Wang Yi Plays the Openness Card
The Chinese Foreign Minister stated that Beijing is "accelerating the establishment of a global cooperation organization on AI" and invites all countries to participate. This announcement was accompanied by the release of a white paper on global governance, which directly targeted Washington without naming it. Zhao Haibing, vice president of China's main economic agency, explicitly criticized "closed, exclusive, and monopolistic approaches to technological development." To support this initiative, Beijing indicated it is relying on the BRICS and the Shanghai Cooperation Organization, multilateral structures where the United States has no voice.

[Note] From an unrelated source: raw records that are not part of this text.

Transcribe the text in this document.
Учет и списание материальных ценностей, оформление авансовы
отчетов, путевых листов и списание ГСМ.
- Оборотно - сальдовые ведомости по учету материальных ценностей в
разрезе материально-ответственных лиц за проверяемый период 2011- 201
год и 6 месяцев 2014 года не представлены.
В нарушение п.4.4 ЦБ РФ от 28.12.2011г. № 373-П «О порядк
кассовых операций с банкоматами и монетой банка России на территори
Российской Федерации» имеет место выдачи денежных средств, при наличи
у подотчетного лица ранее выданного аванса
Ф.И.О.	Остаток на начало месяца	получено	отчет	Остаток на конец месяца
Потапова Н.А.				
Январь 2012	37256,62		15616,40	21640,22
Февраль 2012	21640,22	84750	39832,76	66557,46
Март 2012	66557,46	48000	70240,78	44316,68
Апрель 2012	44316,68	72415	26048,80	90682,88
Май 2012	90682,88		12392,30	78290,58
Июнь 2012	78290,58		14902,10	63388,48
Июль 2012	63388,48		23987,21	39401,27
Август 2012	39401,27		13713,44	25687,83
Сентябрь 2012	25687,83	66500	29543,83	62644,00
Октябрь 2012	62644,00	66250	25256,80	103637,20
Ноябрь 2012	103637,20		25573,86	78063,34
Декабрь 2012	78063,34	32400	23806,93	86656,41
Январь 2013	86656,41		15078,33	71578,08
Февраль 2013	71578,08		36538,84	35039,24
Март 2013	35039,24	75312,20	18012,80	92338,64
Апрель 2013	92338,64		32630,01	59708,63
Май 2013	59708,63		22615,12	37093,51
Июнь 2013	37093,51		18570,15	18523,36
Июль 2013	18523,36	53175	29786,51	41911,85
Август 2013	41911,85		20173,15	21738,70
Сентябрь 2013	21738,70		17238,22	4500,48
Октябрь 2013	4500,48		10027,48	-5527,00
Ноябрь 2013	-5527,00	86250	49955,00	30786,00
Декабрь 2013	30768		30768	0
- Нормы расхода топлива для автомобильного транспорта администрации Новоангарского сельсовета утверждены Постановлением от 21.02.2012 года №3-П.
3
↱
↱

This maneuver fits into a carefully crafted strategy since July 2025, when Li Qiang announced this global organization in Shanghai, just days after Washington released its own action plan for AI. Since then, Beijing has built its commercial argument: its open-source models (DeepSeek, Qwen) account for 17.1% of global downloads on Hugging Face (the most used platform for distributing open models), surpassing American models (15.86%) for the first time since January 2025, according to a MIT-Hugging Face study. These models are available for free, run on modest hardware, and require no subscription or data localization conditions. In Africa, Southeast Asia, and Latin America, they fill a gap that American export restrictions have widened over the past two years, supported by access to computing power independent of NVIDIA and other American industry giants.
Europe Caught Between Two Incompatible Architectures
The European Union was not merely an observer in Évian. Emmanuel Macron warned his counterparts that while Washington could "flip the switch overnight," American AI companies would also suffer. Narendra Modi expressed similar concerns. No agreement was reached. The status of "trusted partner" would remain defined by Washington, according to Reuters, and could be unilaterally revoked by the Department of Commerce.
Mistral AI illustrates this ambivalence on the Old Continent. The French unicorn had built its identity on open efficiency before its most ambitious business model went through Microsoft's Azure. On Hugging Face, Qwen3-72B recorded 640,000 downloads in the first week of April, compared to 380,000 for Codestral. Between the American ecosystem it commercially depends on and the Chinese open-source dynamic encroaching on its territory, Mistral maintains an increasingly precarious balance.
Other European players are pursuing their own paths. Multiverse Computing, a Basque startup founded in Donostia, aims for a valuation of over 1.5 billion euros by compressing high-performing open-source models using quantum-inspired mathematics to deploy them on consumer hardware, with Iberdrola, Bosch, and the Bank of Canada among its declared clients. The approach is coherent, and the niche is real. But as Arthur Mensch, CEO of Mistral, pointed out at the Évian summit: the paramount question for non-American countries is control over their AI supply chain.
The good news for Europe: two options are available, one free and the other paid. The less good news: neither one awaits its opinion to exist.